Martes, 16 Abril 2024

Editoriales

Significado de la parábola del sembrador

Significado de la parábola del sembrador

Luego de que Jesús presentó la parábola del sembrador, sus discípulos le preguntaron acerca de su significado en relación con el reino de Dios: “Y les dice: «¿No entienden esta parábola? ¿Cómo, entonces, comprenderán todas las parábolas?»” (Mc 4,13).

Si ellos no comprendieran que Dios es el sembrador que ha sembrado a Cristo en la tierra, como su semilla que será fruto y alimento para la humanidad, no entenderían el reino de Dios, así que profundizó en su significado y explicó: “El sembrador siembra la palabra. Los que están a lo largo del camino donde se siembra la palabra son aquellos que, en cuanto la oyen, viene Satanás y se lleva la palabra sembrada en ellos. De igual modo, los sembrados en terreno pedregoso son los que, al oír la palabra, al punto la reciben con alegría. Pero no tienen raíz en sí mismos, sino que son inconstantes, y en cuanto se presenta una tribulación o persecución por causa de la palabra, sucumben en seguida. Y otros son los sembrados entre los abrojos; son los que han oído la palabra. Pero las preocupaciones del mundo, la seducción de las riquezas y las demás concupiscencias los invaden y ahogan la palabra, y queda sin fruto. Y los sembrados en tierra buena son aquellos que oyen la palabra, la acogen y dan fruto, unos treinta, otros sesenta, otros ciento” (Mc 4,14-20).

En efecto, el sembrador es Dios; la semilla que siembra, su Palabra, es Cristo. El sembrador siembra su semilla en el mundo, y cada terreno es cada persona. Este sembrador es diferente a cualquier otro que, conociendo el valor de la semilla, se preocupa por elegir un terreno adecuado en el que su semilla dé fruto, pues si el terreno no es bueno, sería mejor sembrarla en otro para que no se desperdicie. Nuestro sembrador tiene más puesta su atención en que todo terreno la reciba, aunque no dé fruto.

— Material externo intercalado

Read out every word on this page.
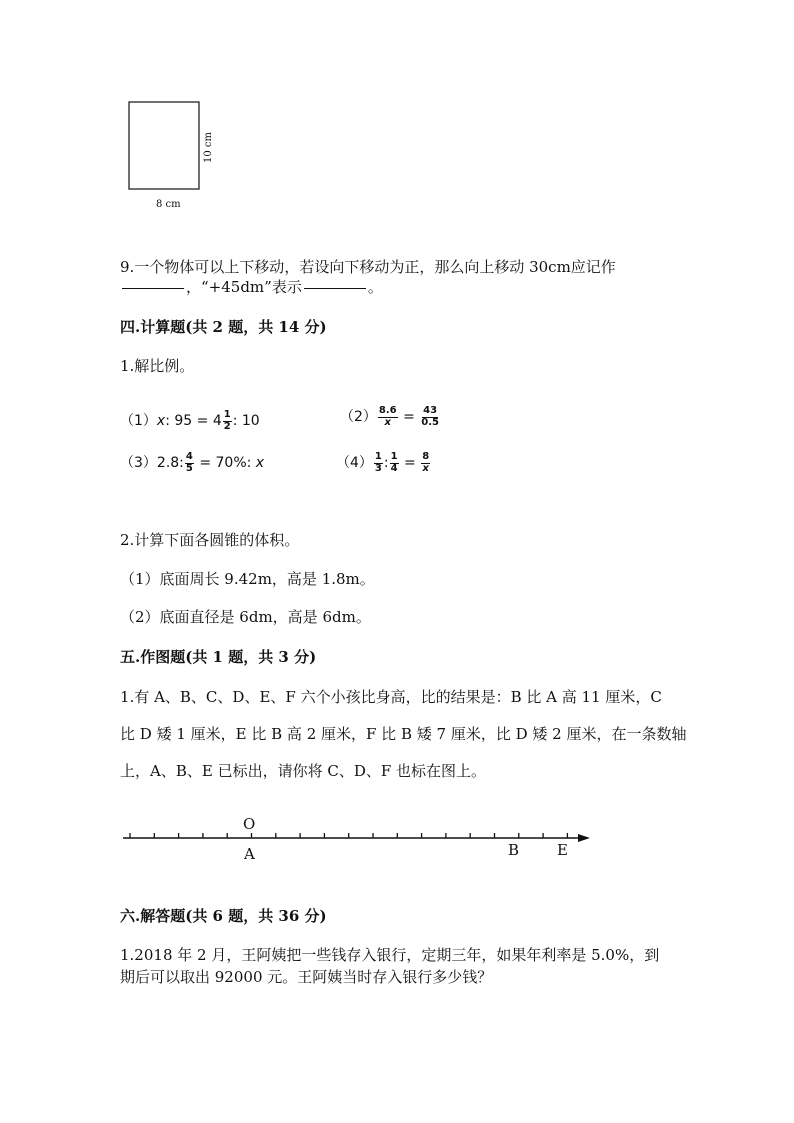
10 cm
8 cm
9.一个物体可以上下移动，若设向下移动为正，那么向上移动 30cm应记作
，“+45dm”表示	。
四.计算题(共 2 题，共 14 分)
1.解比例。
（1）x: $95 = 4 \frac{1}{2}$ : 10	$(2) \frac{8.6}{x} = \frac{43}{0.5}$
（3）2.8: $\frac{4}{5} = 70\%$: x	$(4) \frac{1}{3}$ : $\frac{1}{4} = \frac{8}{x}$
2.计算下面各圆锥的体积。
（1）底面周长 9.42m，高是 1.8m。
（2）底面直径是 6dm，高是 6dm。
五.作图题(共 1 题，共 3 分)
1.有 A、B、C、D、E、F 六个小孩比身高，比的结果是：B 比 A 高 11 厘米，C
比 D 矮 1 厘米，E 比 B 高 2 厘米，F 比 B 矮 7 厘米，比 D 矮 2 厘米，在一条数轴
上，A、B、E 已标出，请你将 C、D、F 也标在图上。
O
A	B	E
六.解答题(共 6 题，共 36 分)
1.2018 年 2 月，王阿姨把一些钱存入银行，定期三年，如果年利率是 5.0%，到
期后可以取出 92000 元。王阿姨当时存入银行多少钱？
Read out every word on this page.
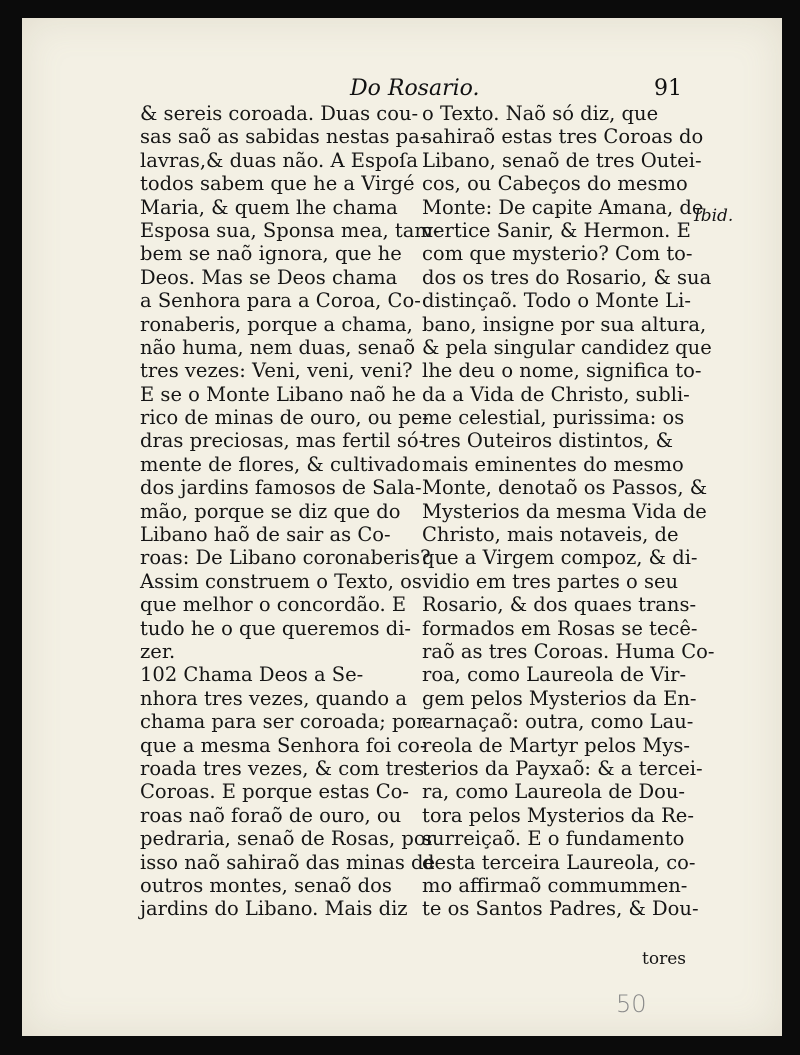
Do Rosario.	91
& sereis coroada. Duas cou-
sas saõ as sabidas nestas pa-
lavras,& duas não. A Espoſa
todos sabem que he a Virgé
Maria, & quem lhe chama
Esposa sua, Sponsa mea, tam-
bem se naõ ignora, que he
Deos. Mas se Deos chama
a Senhora para a Coroa, Co-
ronaberis, porque a chama,
não huma, nem duas, senaõ
tres vezes: Veni, veni, veni?
E se o Monte Libano naõ he
rico de minas de ouro, ou pe-
dras preciosas, mas fertil só-
mente de flores, & cultivado
dos jardins famosos de Sala-
mão, porque se diz que do
Libano haõ de sair as Co-
roas: De Libano coronaberis?
Assim construem o Texto, os
que melhor o concordão. E
tudo he o que queremos di-
zer.
102 Chama Deos a Se-
nhora tres vezes, quando a
chama para ser coroada; por-
que a mesma Senhora foi co-
roada tres vezes, & com tres
Coroas. E porque estas Co-
roas naõ foraõ de ouro, ou
pedraria, senaõ de Rosas, por
isso naõ sahiraõ das minas de
outros montes, senaõ dos
jardins do Libano. Mais diz
o Texto. Naõ só diz, que
sahiraõ estas tres Coroas do
Libano, senaõ de tres Outei-
cos, ou Cabeços do mesmo
Monte: De capite Amana, de
vertice Sanir, & Hermon. E
com que mysterio? Com to-
dos os tres do Rosario, & sua
distinçaõ. Todo o Monte Li-
bano, insigne por sua altura,
& pela singular candidez que
lhe deu o nome, significa to-
da a Vida de Christo, subli-
me celestial, purissima: os
tres Outeiros distintos, &
mais eminentes do mesmo
Monte, denotaõ os Passos, &
Mysterios da mesma Vida de
Christo, mais notaveis, de
que a Virgem compoz, & di-
vidio em tres partes o seu
Rosario, & dos quaes trans-
formados em Rosas se tecê-
raõ as tres Coroas. Huma Co-
roa, como Laureola de Vir-
gem pelos Mysterios da En-
carnaçaõ: outra, como Lau-
reola de Martyr pelos Mys-
terios da Payxaõ: & a tercei-
ra, como Laureola de Dou-
tora pelos Mysterios da Re-
surreiçaõ. E o fundamento
desta terceira Laureola, co-
mo affirmaõ commummen-
te os Santos Padres, & Dou-
Ibid.
tores
50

Triste que se pierda, pero, si crece y fructifica, habrá servido arriesgarla. Este sembrador mira a todas las personas, como expresa el salmo 78 (2-4): “voy a abrir mi boca en parábolas, a evocar los misterios del pasado. Lo que hemos oído y que sabemos, lo que nuestros padres nos contaron, no se lo callaremos a sus hijos, a la futura generación lo contaremos”.

En una metáfora propia, un hombre deja en herencia un terreno a sus dos hijos, y ellos lo dividen en dos mediante una barda. Uno, lo rodea con una cerca, lo limpia, siembra césped, una palmera, instala una piscina, muebles de jardín, un asador y baños para usarlo como sitio de reposo y de encuentro. El otro, lo abandona, y allí crece la maleza, se acumula basura y se llena de plagas. El terreno es el mismo, así como toda persona es creada por Dios. Unos, cuidamos nuestra alma y procuramos estar en gracia. Otros, descuidan su vida espiritual y su alma se ensucia. Dios no creó a unos mejores que a otros; en todos ha infundido su Espíritu, y, pues cada persona es el mismo terreno, cada uno debe cuidar su alma.

Me apena pensar en quienes han desechado la semilla que es Cristo, en cuantos lo han excluido por esas razones que Jesús enumera en su parábola: permiten que el mal se los arrebate, son inconstantes, flaquean ante lo mundano, se ahogan tanto en la escasez como en la abundancia y les atrae el mal.  Me alegra pensar en quienes sí han dado fruto, en cuantos sí han recibido la Palabra de Dios en sus vidas y en quienes Cristo ha dado fruto.

Treinta, sesenta, cien. ¿La parábola presenta un crecimiento exponencial? Si Cristo, en cada persona pudiese dar frutos, el amor en la humanidad sería creciente. La propuesta del Reino en la parábola de Jesús invita a comenzar por dar un fruto, luego dos, después cuatro, ocho, y así sucesivamente. Si diésemos fruto, nuestro mundo sería un mundo de amor, el paraíso en nosotros, el Reino de Dios.

Toda persona nace destinada, por Dios, a la santidad, una llamada que implica la cooperación libre del hombre con la providencia divina, pues todos estamos llamados a la santidad porque hemos nacido para la salvación.

Jesucristo ha dado muchos frutos en los santos. Ahora, en cada uno de nosotros, ¿los podrá dar? Si nos empeñamos en ello así será, aunque comencemos por poco, con el propósito de ver un primer fruto, luego ir por el segundo y después por más. Todos somos terrenos propicios para recibir a Cristo, aunque siempre podremos ser un mejor terreno, más dispuesto, más persona, más cristiano.